WASHINGTON (CNN) -- The House of Representatives voted Wednesday to give the Treasury Department the power to ban future "unreasonable and excessive" compensation at companies receiving federal bailout money.
The bill would give Treasury Secretary Tim Geithner greater say on executive compensation.
The Pay for Performance Act of 2009, which passed by a vote of 247-171, would empower Treasury Secretary Timothy Geithner to define what constitutes reasonable compensation, as well as to ban bonuses not based on performance standards. Geithner's guidelines would apply to companies receiving assistance from the government's Troubled Asset Relief Program, or TARP.
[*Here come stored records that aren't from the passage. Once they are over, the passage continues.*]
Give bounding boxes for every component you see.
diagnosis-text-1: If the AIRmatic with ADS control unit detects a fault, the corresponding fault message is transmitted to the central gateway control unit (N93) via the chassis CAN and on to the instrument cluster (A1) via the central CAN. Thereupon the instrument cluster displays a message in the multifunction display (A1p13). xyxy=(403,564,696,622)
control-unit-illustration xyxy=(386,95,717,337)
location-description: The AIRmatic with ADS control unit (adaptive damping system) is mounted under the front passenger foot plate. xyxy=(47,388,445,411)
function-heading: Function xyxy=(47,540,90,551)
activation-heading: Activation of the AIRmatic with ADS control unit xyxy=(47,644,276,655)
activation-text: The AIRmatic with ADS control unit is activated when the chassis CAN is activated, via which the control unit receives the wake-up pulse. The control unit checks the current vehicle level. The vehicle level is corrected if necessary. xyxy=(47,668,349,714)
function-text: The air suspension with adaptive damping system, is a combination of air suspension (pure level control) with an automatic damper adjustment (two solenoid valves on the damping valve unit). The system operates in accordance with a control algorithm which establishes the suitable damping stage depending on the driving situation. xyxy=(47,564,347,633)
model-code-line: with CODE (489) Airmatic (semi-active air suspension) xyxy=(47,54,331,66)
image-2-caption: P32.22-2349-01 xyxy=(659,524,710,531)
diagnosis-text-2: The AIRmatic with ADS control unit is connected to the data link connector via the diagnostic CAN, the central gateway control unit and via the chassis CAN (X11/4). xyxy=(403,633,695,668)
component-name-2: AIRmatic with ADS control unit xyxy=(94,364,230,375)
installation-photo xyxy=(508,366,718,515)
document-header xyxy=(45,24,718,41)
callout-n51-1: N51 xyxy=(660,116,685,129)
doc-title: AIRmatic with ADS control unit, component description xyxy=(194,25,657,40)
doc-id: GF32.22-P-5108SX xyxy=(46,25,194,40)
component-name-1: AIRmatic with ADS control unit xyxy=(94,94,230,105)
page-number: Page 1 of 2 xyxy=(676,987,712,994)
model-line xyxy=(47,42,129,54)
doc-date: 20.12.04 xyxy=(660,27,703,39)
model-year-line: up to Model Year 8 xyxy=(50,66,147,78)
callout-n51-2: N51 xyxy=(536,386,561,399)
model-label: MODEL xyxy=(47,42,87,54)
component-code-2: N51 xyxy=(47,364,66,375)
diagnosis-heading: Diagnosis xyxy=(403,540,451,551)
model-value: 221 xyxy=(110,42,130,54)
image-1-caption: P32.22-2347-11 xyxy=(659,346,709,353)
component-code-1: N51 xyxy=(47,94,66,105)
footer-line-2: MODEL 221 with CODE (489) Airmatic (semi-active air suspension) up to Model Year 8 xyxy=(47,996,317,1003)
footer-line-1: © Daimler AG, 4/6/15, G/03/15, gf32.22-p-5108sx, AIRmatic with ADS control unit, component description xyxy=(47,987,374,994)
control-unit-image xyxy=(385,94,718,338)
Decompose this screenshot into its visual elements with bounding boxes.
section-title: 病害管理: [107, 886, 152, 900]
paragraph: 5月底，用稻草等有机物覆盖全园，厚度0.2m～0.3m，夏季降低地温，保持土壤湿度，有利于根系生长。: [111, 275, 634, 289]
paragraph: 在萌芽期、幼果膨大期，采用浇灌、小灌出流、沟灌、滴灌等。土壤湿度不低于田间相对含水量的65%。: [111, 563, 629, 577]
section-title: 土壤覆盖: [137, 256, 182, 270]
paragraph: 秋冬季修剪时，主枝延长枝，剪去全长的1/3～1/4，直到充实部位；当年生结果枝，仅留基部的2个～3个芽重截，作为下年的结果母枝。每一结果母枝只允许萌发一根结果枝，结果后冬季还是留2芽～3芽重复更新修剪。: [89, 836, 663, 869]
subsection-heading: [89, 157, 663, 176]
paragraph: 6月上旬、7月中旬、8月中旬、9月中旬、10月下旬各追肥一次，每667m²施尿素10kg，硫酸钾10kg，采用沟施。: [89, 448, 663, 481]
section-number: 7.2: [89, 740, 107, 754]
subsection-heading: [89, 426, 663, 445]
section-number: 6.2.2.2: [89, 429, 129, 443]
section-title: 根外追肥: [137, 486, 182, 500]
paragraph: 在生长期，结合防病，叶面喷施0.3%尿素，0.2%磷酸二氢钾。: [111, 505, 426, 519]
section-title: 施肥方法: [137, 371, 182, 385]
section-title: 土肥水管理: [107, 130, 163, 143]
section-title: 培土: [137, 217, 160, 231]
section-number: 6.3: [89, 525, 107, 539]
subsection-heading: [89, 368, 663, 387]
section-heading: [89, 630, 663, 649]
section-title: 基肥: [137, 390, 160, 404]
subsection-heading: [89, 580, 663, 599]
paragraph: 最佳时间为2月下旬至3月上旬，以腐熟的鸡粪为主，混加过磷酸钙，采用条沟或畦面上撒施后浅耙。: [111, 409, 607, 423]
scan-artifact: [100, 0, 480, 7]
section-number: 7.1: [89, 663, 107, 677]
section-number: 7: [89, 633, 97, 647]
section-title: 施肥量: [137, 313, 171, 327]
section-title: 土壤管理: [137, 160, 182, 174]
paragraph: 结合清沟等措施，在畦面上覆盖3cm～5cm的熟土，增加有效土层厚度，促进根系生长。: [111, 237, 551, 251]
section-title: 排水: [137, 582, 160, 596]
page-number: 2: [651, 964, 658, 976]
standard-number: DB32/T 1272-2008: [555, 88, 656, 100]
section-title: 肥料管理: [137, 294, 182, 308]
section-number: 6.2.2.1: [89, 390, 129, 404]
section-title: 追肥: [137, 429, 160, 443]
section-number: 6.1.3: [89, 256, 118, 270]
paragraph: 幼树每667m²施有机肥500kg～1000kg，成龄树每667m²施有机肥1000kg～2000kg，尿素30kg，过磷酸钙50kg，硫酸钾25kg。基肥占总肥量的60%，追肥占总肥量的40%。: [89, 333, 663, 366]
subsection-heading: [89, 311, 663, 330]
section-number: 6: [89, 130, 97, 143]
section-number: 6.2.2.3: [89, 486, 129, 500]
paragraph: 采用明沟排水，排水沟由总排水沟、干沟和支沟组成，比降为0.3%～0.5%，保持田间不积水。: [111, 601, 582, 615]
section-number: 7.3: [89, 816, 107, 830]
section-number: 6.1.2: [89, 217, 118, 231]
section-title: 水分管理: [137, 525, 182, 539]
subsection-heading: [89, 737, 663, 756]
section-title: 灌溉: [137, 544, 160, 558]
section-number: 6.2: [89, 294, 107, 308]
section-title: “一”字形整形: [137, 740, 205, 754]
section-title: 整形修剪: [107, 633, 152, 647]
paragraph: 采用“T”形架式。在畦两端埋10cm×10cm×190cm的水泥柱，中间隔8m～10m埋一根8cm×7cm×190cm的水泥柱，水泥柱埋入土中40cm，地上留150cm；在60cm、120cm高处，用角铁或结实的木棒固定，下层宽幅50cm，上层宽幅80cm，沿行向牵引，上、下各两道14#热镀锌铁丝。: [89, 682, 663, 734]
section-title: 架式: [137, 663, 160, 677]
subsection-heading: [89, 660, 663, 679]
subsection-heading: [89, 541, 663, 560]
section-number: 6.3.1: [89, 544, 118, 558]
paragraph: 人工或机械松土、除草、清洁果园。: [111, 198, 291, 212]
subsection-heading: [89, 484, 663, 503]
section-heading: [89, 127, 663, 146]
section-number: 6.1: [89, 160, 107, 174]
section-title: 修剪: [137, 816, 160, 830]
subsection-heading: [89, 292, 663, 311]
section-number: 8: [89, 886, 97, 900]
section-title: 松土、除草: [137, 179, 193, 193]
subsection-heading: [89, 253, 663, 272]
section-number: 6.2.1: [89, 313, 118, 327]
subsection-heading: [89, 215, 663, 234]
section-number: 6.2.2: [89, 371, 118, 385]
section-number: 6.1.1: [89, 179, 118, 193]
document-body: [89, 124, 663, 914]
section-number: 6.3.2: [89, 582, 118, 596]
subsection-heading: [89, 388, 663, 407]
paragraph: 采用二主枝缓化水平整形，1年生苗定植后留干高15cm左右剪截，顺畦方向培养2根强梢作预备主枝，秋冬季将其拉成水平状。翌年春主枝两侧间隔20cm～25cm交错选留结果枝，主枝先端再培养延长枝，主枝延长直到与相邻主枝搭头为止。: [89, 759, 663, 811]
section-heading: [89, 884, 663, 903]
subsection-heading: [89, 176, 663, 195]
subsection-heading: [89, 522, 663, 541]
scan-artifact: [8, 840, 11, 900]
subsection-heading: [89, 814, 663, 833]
Democrats provided heavy support for the bill, with only eight from that party voting against the measure. Republicans, who are in the minority in the House, were mostly opposed, with only 10 crossing party lines to support it.
Two weeks ago, the House passed legislation taxing individuals on any bonuses received in 2009 from companies getting $5 billion or more in money from the TARP. Bonuses for people with incomes over $250,000 would be taxed at a 90 percent rate, but the measure has failed to clear the Senate. Watch Rep. Barney Frank spar with CNN's Lou Dobbs over bonus bill »
Public outrage followed the recent revelation that insurer AIG paid $165 million in bonuses even as it received at least $170 billion of taxpayer money in federal bailouts, plus an $85 billion loan from the Federal Reserve.